De gauche à droite, Christian Kunze, Isidore Raposo et Pierre-André Leuenberger pendant le débat.

Le débat Leuenberger-Kunze attire la foule

De gauche à droite, Christian Kunze, Isidore Raposo et Pierre-André Leuenberger pendant le débat.

De gauche à droite, Christian Kunze, Isidore Raposo et Pierre-André Leuenberger pendant le débat.

Mardi soir avait lieu à l’ancienne grande salle de Chavornay, pleine à craquer pour l’occasion, le débat public opposant les deux prétendants à la fonction de syndic, Pierre-André Leuenberger (Le Renouveau) et Christian Kunze son rival (PLR).

Bien conduit par notre confrère Isodore Raposo, l’évènement ne fut pas vraiment un débat: on avait imaginé un face à face et ce ne furent finalement que deux séries d’interventions parallèles préparées selon un schéma de thèmes prédéfinis.

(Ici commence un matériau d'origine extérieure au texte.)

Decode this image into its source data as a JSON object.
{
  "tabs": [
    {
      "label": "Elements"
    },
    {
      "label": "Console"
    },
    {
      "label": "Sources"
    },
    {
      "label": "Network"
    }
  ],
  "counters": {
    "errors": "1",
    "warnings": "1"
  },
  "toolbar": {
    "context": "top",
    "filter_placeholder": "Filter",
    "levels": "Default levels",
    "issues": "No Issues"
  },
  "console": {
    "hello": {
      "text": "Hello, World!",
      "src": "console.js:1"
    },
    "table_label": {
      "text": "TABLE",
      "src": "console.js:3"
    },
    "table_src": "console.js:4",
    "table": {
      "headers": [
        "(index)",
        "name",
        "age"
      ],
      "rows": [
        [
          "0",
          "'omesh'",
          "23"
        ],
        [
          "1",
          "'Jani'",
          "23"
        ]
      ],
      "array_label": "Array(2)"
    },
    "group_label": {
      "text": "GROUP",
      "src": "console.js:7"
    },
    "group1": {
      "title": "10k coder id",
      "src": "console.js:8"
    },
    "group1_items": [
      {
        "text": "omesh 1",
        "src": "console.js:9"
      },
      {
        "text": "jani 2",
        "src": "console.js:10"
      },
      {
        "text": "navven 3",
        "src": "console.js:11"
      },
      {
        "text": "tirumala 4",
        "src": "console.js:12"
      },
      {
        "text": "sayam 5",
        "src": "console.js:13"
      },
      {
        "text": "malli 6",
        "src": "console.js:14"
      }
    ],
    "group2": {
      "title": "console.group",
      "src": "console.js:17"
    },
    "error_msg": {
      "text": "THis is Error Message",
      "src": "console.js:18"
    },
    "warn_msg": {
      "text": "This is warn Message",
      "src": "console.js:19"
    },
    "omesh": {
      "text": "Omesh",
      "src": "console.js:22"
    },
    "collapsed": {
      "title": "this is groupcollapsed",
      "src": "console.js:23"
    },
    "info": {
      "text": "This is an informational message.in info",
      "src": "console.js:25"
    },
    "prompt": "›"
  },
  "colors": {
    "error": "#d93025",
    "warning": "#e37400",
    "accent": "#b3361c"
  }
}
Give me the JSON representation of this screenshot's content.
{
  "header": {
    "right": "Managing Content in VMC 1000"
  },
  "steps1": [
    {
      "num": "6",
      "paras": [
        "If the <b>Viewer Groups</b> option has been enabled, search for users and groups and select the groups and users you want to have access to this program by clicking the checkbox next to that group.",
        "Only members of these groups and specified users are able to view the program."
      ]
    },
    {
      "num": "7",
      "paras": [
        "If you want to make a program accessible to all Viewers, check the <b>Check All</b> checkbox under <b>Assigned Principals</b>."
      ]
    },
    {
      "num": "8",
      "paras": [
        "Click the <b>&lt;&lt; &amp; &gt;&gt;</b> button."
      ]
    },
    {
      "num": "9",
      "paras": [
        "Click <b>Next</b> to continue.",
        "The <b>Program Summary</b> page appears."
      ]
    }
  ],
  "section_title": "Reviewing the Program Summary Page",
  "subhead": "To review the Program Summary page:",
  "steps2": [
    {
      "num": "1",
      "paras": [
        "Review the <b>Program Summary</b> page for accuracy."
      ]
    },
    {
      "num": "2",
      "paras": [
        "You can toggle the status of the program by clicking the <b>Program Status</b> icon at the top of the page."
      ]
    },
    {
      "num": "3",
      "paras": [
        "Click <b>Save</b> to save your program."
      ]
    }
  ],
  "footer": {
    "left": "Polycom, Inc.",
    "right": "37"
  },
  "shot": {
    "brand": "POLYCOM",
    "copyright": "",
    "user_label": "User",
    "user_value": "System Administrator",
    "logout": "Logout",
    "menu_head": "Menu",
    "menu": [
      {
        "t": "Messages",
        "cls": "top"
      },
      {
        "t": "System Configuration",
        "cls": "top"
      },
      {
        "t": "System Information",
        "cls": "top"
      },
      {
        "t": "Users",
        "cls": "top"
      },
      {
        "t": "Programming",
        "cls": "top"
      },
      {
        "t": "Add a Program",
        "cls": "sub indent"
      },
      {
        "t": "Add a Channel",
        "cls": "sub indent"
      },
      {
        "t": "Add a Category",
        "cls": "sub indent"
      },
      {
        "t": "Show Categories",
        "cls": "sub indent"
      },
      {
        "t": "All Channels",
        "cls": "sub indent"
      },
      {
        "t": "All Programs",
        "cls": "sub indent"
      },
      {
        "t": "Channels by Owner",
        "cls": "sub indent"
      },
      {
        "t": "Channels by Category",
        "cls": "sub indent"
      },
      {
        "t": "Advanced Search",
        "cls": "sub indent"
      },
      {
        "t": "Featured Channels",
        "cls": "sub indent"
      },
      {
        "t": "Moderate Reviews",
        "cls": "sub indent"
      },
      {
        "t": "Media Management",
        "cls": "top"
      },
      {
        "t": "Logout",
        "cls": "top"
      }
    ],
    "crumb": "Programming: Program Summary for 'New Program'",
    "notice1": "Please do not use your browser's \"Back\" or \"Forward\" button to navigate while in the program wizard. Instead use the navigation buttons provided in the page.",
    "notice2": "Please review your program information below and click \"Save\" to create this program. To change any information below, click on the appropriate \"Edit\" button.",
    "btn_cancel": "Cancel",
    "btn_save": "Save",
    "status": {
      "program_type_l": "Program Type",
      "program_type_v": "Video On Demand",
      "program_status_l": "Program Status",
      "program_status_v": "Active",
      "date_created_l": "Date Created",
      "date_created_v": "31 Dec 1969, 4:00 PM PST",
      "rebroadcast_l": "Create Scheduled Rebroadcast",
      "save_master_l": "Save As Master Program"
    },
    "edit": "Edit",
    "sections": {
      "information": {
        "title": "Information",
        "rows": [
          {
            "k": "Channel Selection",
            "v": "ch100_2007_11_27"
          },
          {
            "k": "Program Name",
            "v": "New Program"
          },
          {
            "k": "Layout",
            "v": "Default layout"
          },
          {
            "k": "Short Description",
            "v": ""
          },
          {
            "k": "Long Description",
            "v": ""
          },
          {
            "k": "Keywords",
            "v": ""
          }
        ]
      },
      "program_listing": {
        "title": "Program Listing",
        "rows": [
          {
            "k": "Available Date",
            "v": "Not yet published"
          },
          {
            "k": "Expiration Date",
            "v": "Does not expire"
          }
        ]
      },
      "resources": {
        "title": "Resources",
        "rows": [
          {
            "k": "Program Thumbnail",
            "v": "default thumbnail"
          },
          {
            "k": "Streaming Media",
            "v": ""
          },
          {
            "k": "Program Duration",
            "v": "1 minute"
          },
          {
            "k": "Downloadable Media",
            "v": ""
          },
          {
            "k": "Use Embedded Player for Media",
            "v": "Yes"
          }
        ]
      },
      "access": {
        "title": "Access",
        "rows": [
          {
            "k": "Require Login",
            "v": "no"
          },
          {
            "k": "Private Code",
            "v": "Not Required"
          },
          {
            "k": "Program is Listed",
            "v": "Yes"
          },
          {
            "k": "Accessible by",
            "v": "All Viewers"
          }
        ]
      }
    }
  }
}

Si, sur la plupart des sujets, les deux candidats n’ont pas une vision politique «radicalement» antagoniste, la nature de leur engagement politique antérieur ponctuait l’exercice.

D’un côté un syndic, dans cette fonction depuis de nombreuses années, qui n’a cessé de défendre ou de justifier une gestion, avec ses hauts et ses bas et de l’autre, un municipal fraîchement élu à cette fonction, mais qui n’a pas encore siégé en cette qualité et avait l’avantage de pouvoir griffer au passage son adversaire sans risque de se contredire.

Nombreux thèmes abordés

Chavornay, qui devrait compter 5000 habitants à l’horizon 2025, a mal à son trafic routier. La faute au canton, selon Pierre-André Leuenberger, qui n’a cessé de tendre des peaux de bananes à la commune des années durant, organisant un vrai dialogue de sourds. Pour Christian Kunze, qui pose à peu près le même diagnostic de fond, la méthode de dialogue employée par la commune a révélé ses faiblesses: si on se fait balader par un service de l’Etat, on monte chercher la solution plus haut hiérarchiquement. L’un et l’autre estiment qu’une route de contournement sera la moins mauvaise solution pour désengorger le bourg.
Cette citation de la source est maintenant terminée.